Une amie nous a affirmé que la Commission d’avance sur recette n’avait pas aimé le script car il n’y avait pas de femmes : heureusement que comme le ridicule, le politiquement correct ne tue pas…!
ATLANTIQUE (Mati Diop/ Sénégal )
A Dakar, les ouvriers du chantier d’une tour futuriste ne sont plus payés
depuis trois mois par un patron défaillant qui refuse même de les
rencontrer. Désespérés, ils décident de quitter le pays par l’océan pour un
avenir meilleur.
Un de leur, Souleymane, est l’amoureux d’Ada promise à un homme riche par sa famille. Leur disparition étant plus ou moins acquise, Ada – qui entretemps a renoncé à son mari – et ses amies s’aidant de pratiques et de sortilèges traditionnels organisent une terrible vengeance.

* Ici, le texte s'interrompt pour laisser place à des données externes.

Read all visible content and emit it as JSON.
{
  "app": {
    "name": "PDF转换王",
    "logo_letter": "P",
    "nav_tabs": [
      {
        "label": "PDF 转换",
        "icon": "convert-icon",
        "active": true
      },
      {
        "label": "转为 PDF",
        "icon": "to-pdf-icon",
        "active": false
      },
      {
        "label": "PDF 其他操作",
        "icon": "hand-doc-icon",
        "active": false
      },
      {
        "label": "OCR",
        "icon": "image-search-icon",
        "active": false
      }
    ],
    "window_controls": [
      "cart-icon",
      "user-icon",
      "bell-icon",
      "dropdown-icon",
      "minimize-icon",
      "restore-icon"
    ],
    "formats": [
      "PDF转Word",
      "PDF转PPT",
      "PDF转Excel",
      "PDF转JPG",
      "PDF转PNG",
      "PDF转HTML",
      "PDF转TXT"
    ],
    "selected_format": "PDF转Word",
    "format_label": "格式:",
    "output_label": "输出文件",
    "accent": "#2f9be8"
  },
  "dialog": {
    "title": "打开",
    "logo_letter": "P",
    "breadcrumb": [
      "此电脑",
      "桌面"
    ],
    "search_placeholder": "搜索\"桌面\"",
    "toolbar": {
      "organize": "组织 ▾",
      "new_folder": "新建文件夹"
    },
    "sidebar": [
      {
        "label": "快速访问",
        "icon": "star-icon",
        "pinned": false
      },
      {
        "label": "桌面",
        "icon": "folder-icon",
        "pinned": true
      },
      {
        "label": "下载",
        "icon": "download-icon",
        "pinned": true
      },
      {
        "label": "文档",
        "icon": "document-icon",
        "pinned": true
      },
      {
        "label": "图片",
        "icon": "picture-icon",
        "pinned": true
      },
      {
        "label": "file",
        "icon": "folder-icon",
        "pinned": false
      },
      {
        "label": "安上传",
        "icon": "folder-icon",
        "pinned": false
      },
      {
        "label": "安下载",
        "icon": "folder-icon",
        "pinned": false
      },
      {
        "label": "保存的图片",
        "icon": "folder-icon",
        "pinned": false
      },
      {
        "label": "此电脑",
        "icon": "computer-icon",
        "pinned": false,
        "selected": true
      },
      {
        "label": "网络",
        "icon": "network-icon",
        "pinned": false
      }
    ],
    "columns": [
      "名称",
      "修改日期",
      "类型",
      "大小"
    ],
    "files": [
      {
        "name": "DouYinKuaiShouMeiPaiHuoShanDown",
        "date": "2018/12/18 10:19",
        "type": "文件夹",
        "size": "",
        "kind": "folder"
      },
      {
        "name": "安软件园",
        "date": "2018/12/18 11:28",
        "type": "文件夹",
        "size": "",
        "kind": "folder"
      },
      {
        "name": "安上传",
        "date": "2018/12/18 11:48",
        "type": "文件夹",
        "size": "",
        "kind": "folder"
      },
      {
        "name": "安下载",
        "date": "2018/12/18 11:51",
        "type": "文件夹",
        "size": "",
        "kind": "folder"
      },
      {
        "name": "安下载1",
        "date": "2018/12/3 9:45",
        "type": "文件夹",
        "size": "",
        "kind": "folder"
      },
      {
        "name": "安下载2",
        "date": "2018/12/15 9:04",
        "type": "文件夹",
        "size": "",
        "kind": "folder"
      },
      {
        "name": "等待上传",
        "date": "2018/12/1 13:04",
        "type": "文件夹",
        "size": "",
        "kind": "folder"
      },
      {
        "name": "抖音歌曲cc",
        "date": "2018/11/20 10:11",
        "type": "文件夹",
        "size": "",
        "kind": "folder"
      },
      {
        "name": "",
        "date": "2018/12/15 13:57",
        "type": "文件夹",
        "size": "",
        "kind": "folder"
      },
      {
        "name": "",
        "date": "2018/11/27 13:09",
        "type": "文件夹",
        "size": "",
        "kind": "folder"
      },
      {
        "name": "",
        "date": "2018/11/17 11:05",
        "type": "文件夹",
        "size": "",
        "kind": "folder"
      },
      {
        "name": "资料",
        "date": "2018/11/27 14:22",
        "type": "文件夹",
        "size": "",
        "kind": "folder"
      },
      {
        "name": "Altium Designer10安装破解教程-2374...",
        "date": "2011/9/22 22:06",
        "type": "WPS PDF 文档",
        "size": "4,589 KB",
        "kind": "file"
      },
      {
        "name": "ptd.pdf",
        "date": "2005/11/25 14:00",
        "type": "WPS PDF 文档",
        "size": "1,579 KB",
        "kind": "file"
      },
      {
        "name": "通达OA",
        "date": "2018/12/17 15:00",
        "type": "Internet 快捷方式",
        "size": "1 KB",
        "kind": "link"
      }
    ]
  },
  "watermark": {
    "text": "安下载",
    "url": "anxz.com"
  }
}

L’histoire d’amour est très belle et la critique sociale efficace. Par contre la
partie fantastique du film est à la fois naïve et complexe à suivre mais on
ne pourra pas reprocher à cette jeune réalisatrice de ne pas avoir
d’ambition. À suivre.
SORRY WE MISSED YOU (Ken Loach/ Grande-Bretagne).
Un Uber-patron propose à Ricky ouvrier de Newcastle un marché de dupe :
il devient chauffeur-livreur soit disant indépendant tout en étant tenu par
un contrat de franchise qui le livre pieds et poings liés à un chef
d’entreprise sans scrupule.
Sa femme Aby qui fait de l’aide à domicile pour personnes âgées est obligée de vendre sa voiture pour financer le camion que son mari doit acheter à crédit. A partir de là, Ricky va s’épuiser pour rentabiliser son activité, Abby n’aura plus une minute à elle pour s’occuper des enfants dont l’aîné va sombrer dans la délinquance.
Du Ken Loach (déjà deux Palmes d’Or) pur jus ! La dénonciation des nouvelles turpitudes du capitalisme est lumineuse et l’histoire de cette famille arracherait des larmes à un trader de la City. Toutefois l’accumulation des malheurs tombant sur les épaules de ce pauvre Ricky fait peut-être perdre un peu d’efficacité à l’histoire qui n’a pas la fluidité de précédents films de Loach où le drame social était entrecoupé de parenthèses plus légères et parfois même de moments de grâce.